Some (but very few) patients will experience autonomic neuropathy, which occurs when autonomic nerves, both sympathetic and parasympathetic, are damaged. Symptoms can include bowel obstruction, severe constipation, postural hypotension and cardiac dysfunction (heart rate variability, tachycardia) and urinary symptoms both of incontinence and retention. I certainly sufered from postural hypotension and now my previous hypertension needs no drugs to control it. I also had bowel symptoms that would fit and unexplained tachycardias. Recently I have had some urinary symptoms as well. But none of this explains my response to steroids.
Steroids are anti-inflammatories and usually work by stabilizing macrophages which limits their effect as effector cells. I have little doubt that I have some sort of immune process going on, as evidenced by the faint maculo-papular and steroid sensitive rash that I keep getting on my forehead.
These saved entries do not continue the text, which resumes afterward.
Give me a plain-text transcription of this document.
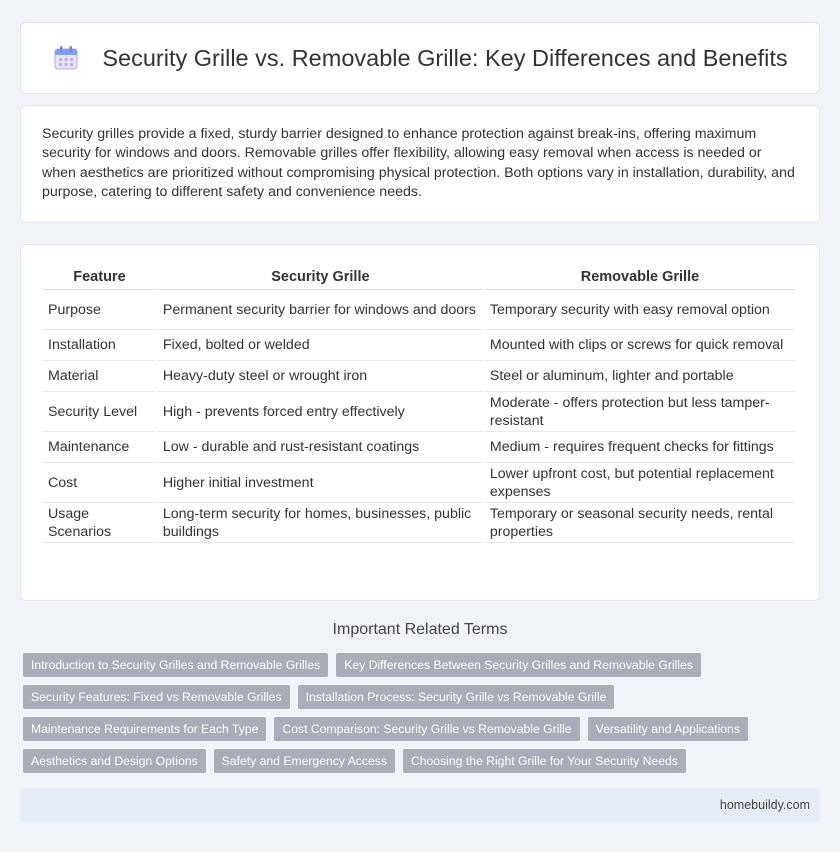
Security Grille vs. Removable Grille: Key Differences and Benefits

Security grilles provide a fixed, sturdy barrier designed to enhance protection against break-ins, offering maximum security for windows and doors. Removable grilles offer flexibility, allowing easy removal when access is needed or when aesthetics are prioritized without compromising physical protection. Both options vary in installation, durability, and purpose, catering to different safety and convenience needs.

Feature	Security Grille	Removable Grille
Purpose	Permanent security barrier for windows and doors	Temporary security with easy removal option
Installation	Fixed, bolted or welded	Mounted with clips or screws for quick removal
Material	Heavy-duty steel or wrought iron	Steel or aluminum, lighter and portable
Security Level	High - prevents forced entry effectively	Moderate - offers protection but less tamper-resistant
Maintenance	Low - durable and rust-resistant coatings	Medium - requires frequent checks for fittings
Cost	Higher initial investment	Lower upfront cost, but potential replacement expenses
Usage Scenarios	Long-term security for homes, businesses, public buildings	Temporary or seasonal security needs, rental properties
Important Related Terms
Introduction to Security Grilles and Removable Grilles	Key Differences Between Security Grilles and Removable Grilles
Security Features: Fixed vs Removable Grilles	Installation Process: Security Grille vs Removable Grille
Maintenance Requirements for Each Type	Cost Comparison: Security Grille vs Removable Grille	Versatility and Applications
Aesthetics and Design Options	Safety and Emergency Access	Choosing the Right Grille for Your Security Needs
homebuildy.com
An immune response against my cancer could be the explanation of why I am surviving so long with metastatic disease and when I follow this line of thought this whole episode could have been triggered by the horrendous journey back from EHA last week. One could construct stories that the initial cold sensitive damage released an antigenic stimulus of apoptotic proteins that continues in a smaller proportion of patients, but there is no experimental evidence to support this.
Anyway, I seem to have stumbled on a way of controlling my symptoms and that will have to do. For the sake of long term steroid side effects I will have to reduce the dose shortly but I will be circumspect about how I do it.